The perennial ice rink in Paradise also came up during public comments.
“Ultimately we [on the council] are beholden to the city of Chico taxpayers,” Reynolds said. “While I go up to Paradise, I go to breakfast up there, I buy plants up there—there’s lots of things I do to support their community—we are able to support our community and do nice things for our community also.
Newman, while contesting derogatory narratives about homelessness, told the council that “the biggest threat to Chico is the revenue shortfall,” which he called a “cancer” that’s afflicted the city for a decade. When City Manager Mark Orme proposed a 1 percent addition to the sales tax, Newman was among those in favor , saying he could not believe the last council majority “couldn’t get it on the ballot” in 2020.

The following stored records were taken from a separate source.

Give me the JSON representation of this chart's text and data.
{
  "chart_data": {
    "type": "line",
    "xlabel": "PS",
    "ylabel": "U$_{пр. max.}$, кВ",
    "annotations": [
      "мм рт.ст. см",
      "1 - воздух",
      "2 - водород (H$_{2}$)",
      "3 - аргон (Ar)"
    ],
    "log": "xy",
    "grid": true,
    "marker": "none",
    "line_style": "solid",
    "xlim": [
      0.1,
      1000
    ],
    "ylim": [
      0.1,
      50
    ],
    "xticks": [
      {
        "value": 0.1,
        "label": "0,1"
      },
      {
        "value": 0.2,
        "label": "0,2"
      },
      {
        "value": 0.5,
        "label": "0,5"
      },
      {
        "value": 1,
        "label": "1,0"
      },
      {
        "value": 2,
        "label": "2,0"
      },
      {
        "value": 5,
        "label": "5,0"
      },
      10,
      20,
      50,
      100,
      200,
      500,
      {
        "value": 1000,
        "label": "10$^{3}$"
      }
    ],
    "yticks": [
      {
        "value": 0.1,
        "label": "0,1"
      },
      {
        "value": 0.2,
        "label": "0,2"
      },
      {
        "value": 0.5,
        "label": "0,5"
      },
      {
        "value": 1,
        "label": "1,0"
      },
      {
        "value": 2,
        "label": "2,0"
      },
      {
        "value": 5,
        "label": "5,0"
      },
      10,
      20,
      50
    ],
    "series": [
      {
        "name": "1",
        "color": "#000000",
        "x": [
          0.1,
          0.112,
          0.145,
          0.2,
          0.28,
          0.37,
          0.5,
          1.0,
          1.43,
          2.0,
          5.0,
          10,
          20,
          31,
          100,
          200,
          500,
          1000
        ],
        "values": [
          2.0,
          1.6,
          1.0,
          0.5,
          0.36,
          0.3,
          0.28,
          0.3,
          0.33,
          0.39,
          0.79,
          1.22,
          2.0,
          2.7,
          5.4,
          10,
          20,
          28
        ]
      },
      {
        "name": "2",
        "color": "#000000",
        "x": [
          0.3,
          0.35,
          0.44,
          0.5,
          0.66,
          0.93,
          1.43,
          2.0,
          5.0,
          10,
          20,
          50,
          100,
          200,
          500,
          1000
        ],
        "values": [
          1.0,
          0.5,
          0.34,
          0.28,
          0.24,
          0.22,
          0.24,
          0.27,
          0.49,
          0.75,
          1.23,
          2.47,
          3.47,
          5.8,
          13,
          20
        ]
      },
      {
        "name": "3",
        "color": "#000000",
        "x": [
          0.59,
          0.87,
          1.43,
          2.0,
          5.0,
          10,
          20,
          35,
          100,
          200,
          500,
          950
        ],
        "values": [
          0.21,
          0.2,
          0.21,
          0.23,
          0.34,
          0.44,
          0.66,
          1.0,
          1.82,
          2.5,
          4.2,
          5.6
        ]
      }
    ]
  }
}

“If [the city] collected that sales tax the last 10 years, [Chico] would not be in a hole,” he said, referencing a $200 million backlog in infrastructure repair. Later in the meeting, Murdoch presented a report showing city roads rating poor—with a pavement condition index average 49 out of 100—compared to a rating of 68 among cities statewide. He said Chico is $163 million behind on its roadways.
Of the tax increase, Morgan prognosticated, “I don’t think it will pass. I don’t think the sales job can be done.” Saying he “probably won’t vote for it as a citizen,” Morgan nonetheless joined the rest of the council to approve a ballot measure, adding: “The onus is put on the city to promote it.”